Mea culpa

Après un quart de siècle de leur développement, les énergies intermittentes telles que l’éolien et le photovoltaïque n’ont toujours pas permis de réductions significatives d’émissions de CO2 dans le domaine de la production d’électricité.

Pourtant, les réacteurs nucléaires de 4° génération promettaient à la fois d’éliminer le risque de réaction en chaine en cas d’incident majeur, et d’apporter une solution radicale au problème des déchets comme à celui de l’approvisionnement, puisqu’ils disposeraient de milliers d’années de combustible en utilisant les déchets des réacteurs actuels.

U.S.A.

La recherche dans cette voie a pourtant été tuée dans l’œuf aux États Unis par l’administration Clinton qui en a annulé le dernier programme en 1994, soit 2 ans avant que la France ne décide, pour raison électorale, de fermer Superphénix, après sa meilleure année de fonctionnement!
Cette technologie d’avenir a pourtant été reprise par le réacteur BN 800 russe qui vient d’obtenir le « Power Award 2016 », récompensant la  meilleure centrale nucléaire au monde par la presse américaine.

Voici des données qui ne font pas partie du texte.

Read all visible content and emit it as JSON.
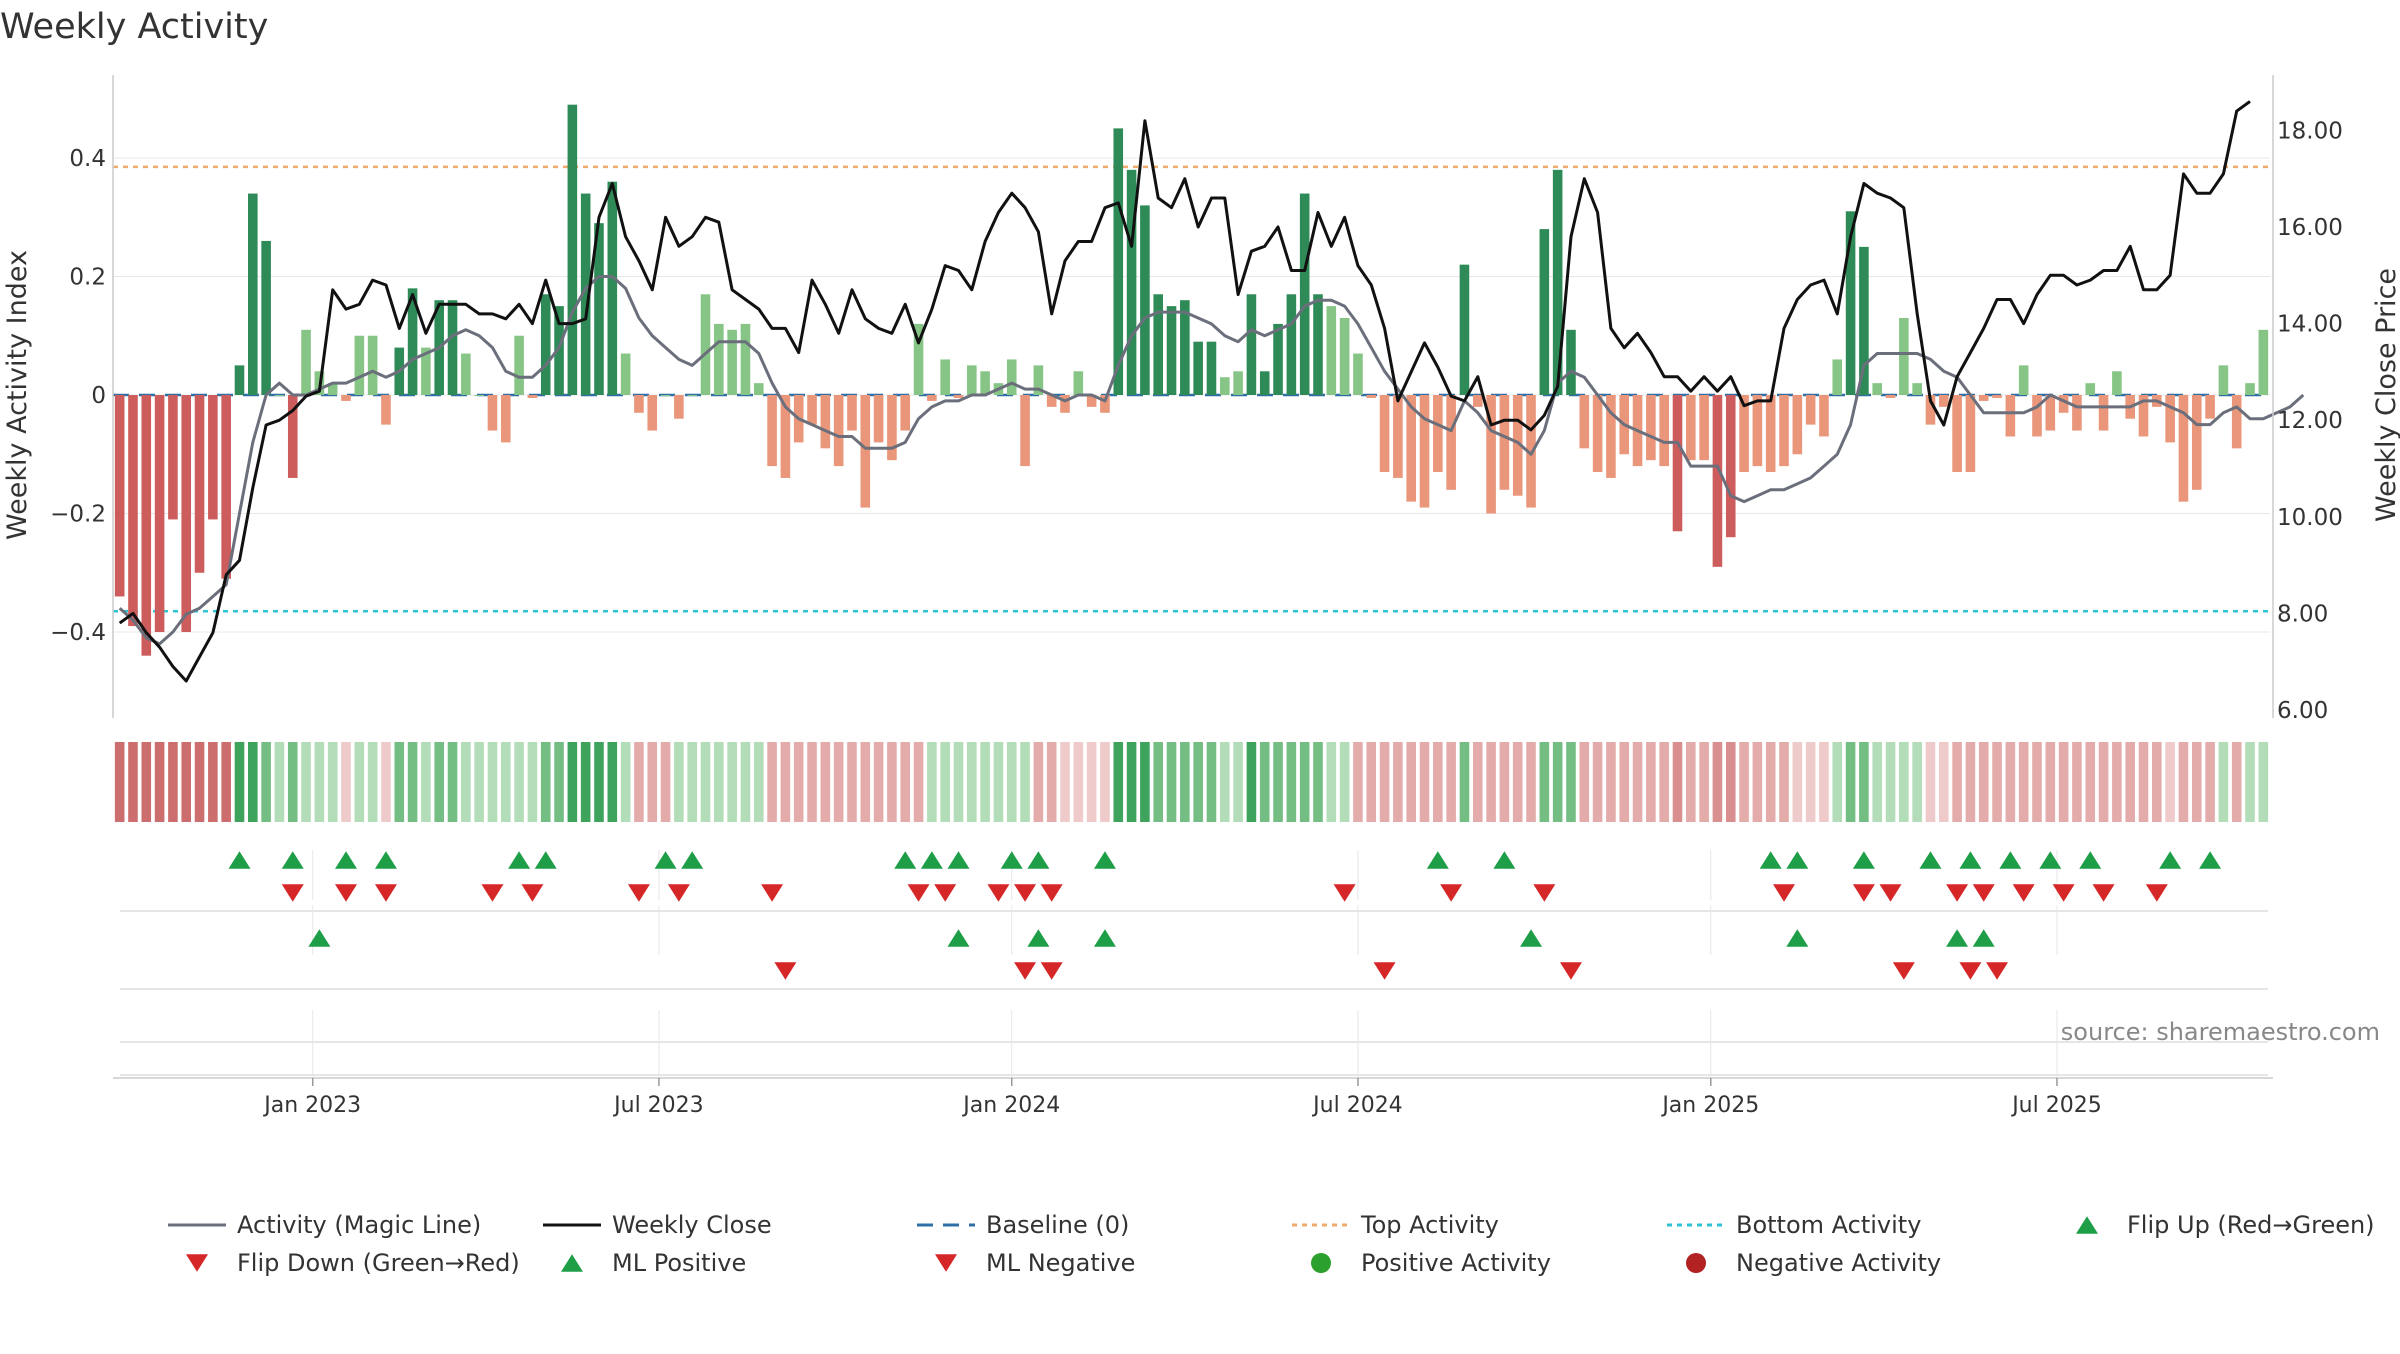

L’erreur stratégique d’avoir abandonné ce pôle d’excellence vient d’être confessée par l’un de ses principaux détracteurs, en la personne de John Kerry qui rend public son mea culpa et reconnait qu’un bilan objectif de la situation de l’énergie dans le monde et de l’urgence qu’elle implique pour son impact sur le climat, ne laisse pas d’autre alternative crédible que celle de cette évolution du nucléaire, à laquelle il s’était d’abord opposé.